Workhorse Group Inc. is a U.S. OEM of all‑electric last‑mile commercial delivery vehicles (notably the W56 platform and legacy E‑100/E‑GEN vans) and related telematics and fleet services marketed under the Workhorse brand. The company combines vehicle manufacture, a certified dealer/distribution network, and its Workhorse Connect™ telematics to sell total‑cost‑of‑ownership benefits to fleet operators, while operating limited in‑house electrified routes (“Stables”) to collect data. Workhorse is highly cash‑constrained with material going‑concern disclosures, significant net losses (net loss of $101.9M in 2024), restricted cash and financing tied to convertible notes/warrants and lockbox release conditions, and marked operational risks from supplier lead times, warranty reserves and dealer ramp challenges.

Executive Compensation Practices

Given Workhorse’s precarious liquidity and small headcount, executive pay is likely skewed toward equity‑linked and milestone‑based incentives rather than large cash payouts—typical industry elements include base salary plus annual bonuses tied to production/delivery targets, safety/certification milestones (e.g., FMVSS, HVIP/CARB approvals), and longer‑term stock‑based awards. Recent financing structures (convertible notes, warrants, and the Motiv merger transactions) and frequent use of performance/certification milestones make equity grants, option repricing, and milestone vesting common levers to align pay with scarce cash and to conserve liquidity. Cost‑reduction goals (headcount and R&D cuts) and short‑term operating metrics (gross margin improvement, warranty reserve reduction, dealer installs and service revenue) will likely influence annual bonuses and performance units; compensation committees may also include clawback or anti‑dilution provisions given the company’s ongoing financings and reverse splits.

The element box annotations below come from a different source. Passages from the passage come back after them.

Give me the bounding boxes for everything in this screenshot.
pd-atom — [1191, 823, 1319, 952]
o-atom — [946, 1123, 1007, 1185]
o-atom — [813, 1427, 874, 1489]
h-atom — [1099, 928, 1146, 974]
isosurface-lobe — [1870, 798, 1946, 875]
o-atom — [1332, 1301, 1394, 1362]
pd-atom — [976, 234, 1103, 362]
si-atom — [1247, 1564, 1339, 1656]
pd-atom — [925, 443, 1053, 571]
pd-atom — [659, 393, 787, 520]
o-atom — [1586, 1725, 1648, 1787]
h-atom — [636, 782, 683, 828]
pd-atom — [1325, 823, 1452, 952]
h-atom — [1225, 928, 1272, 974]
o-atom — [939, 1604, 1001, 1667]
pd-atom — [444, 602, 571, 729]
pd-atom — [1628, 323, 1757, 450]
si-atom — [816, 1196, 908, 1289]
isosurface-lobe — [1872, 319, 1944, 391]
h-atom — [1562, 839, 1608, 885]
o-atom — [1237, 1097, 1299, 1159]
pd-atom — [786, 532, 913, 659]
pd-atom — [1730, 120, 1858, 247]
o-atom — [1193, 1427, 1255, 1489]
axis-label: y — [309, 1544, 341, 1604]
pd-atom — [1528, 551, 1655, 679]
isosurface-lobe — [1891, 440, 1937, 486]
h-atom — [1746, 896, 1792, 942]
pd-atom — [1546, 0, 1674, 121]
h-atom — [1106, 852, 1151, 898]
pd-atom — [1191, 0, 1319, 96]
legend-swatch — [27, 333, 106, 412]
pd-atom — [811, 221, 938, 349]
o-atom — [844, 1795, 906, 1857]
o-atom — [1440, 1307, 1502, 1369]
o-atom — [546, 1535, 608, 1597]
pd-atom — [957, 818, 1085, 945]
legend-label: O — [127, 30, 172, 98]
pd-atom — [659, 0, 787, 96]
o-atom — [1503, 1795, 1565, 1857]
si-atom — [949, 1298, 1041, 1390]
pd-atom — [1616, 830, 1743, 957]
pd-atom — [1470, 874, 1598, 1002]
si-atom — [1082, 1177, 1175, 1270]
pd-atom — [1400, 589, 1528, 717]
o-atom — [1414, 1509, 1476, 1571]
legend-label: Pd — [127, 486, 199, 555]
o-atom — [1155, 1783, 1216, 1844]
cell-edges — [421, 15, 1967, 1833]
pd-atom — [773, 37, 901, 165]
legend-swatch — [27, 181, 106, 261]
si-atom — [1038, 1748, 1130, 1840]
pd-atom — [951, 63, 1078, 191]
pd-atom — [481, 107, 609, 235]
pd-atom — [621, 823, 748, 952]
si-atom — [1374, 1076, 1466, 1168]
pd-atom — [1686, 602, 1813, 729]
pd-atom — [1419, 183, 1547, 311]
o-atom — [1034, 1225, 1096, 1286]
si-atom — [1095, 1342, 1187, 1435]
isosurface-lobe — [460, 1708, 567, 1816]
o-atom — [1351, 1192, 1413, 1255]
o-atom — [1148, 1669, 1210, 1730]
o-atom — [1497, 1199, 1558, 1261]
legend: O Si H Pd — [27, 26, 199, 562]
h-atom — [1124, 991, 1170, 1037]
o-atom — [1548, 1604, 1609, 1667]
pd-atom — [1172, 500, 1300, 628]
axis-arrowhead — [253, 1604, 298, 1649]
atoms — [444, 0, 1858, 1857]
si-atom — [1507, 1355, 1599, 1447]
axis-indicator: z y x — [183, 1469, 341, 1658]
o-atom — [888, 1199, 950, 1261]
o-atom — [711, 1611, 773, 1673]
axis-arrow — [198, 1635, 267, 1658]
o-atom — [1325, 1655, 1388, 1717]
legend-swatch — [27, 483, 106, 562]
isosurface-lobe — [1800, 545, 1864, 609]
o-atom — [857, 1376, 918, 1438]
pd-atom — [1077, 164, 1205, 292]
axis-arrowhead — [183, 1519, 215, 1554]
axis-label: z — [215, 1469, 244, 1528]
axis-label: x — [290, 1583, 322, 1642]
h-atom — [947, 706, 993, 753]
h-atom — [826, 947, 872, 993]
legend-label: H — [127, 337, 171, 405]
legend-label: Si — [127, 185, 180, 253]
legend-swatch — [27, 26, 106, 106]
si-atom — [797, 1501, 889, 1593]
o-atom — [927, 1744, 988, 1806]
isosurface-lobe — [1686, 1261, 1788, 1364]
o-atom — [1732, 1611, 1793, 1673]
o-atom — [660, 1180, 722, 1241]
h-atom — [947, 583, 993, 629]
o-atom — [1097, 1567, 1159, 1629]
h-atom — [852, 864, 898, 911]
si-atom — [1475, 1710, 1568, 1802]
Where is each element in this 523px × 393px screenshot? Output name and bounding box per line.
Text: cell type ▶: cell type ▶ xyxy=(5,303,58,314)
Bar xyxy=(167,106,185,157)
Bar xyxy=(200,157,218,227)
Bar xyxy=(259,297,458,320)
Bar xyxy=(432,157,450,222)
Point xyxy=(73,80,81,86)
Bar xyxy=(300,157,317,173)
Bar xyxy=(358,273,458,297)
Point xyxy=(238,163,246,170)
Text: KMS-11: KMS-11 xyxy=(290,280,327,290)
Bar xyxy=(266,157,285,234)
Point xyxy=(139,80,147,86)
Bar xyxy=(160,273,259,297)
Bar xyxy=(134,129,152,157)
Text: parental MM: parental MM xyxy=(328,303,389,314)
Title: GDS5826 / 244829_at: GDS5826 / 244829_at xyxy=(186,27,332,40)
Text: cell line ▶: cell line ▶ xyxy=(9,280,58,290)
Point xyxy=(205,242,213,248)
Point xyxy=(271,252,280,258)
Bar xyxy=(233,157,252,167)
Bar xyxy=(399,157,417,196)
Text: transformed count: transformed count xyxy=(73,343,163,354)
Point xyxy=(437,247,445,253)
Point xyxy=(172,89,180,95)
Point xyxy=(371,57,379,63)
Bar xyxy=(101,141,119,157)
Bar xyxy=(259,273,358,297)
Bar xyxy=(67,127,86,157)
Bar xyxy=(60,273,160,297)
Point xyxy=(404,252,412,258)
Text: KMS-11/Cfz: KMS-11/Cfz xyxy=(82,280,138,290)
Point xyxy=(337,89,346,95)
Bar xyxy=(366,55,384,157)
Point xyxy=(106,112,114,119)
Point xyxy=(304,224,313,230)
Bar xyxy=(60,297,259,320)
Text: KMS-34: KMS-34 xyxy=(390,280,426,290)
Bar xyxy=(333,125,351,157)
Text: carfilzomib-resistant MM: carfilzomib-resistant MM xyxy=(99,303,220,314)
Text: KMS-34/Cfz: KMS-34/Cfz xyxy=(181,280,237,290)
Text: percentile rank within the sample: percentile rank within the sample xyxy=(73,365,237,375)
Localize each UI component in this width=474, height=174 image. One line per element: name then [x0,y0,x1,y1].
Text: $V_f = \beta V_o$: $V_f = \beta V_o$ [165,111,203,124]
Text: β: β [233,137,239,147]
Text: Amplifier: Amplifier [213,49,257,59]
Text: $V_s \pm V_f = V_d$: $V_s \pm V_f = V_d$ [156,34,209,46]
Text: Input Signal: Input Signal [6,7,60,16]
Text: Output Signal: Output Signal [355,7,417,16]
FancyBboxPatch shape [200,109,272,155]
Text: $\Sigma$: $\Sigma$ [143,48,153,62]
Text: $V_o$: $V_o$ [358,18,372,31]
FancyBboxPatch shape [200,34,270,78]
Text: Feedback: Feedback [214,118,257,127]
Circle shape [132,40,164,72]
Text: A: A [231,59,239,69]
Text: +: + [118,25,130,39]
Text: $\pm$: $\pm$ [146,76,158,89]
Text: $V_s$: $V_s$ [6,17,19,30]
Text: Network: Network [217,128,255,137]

Insider Trading Considerations

Insider transactions at Workhorse are likely to cluster around financing and milestone events (lockbox releases, convertible note exercises, merger/repurchase closings, certification announcements) and may include option exercises, warrant conversions and equity transfers tied to recent 2024/2025 financings and the Motiv merger. Because the company repeatedly cites material nonpublic liquidity risk, insiders should be expected to avoid trading during blackout periods and around material developments (e.g., lockbox releases, regulatory approvals, or major supplier litigation) and to rely on 10b5‑1 plans when liquidity motives drive trades. Watch for dilutionary insider activity (warrant/convertible conversions) that can materially change ownership percentages, and treat insider purchases as higher‑conviction signals given the balance sheet stress—conversely, insider sales during distress can be interpreted as either necessary liquidity moves or negative signals about management’s outlook. Regulatory and exchange risks (NHTSA recalls, CARB/EPA eligibility, Nasdaq noncompliance) also create windows where trading restrictions, disclosure obligations, and sharp share‑price reactions are more likely.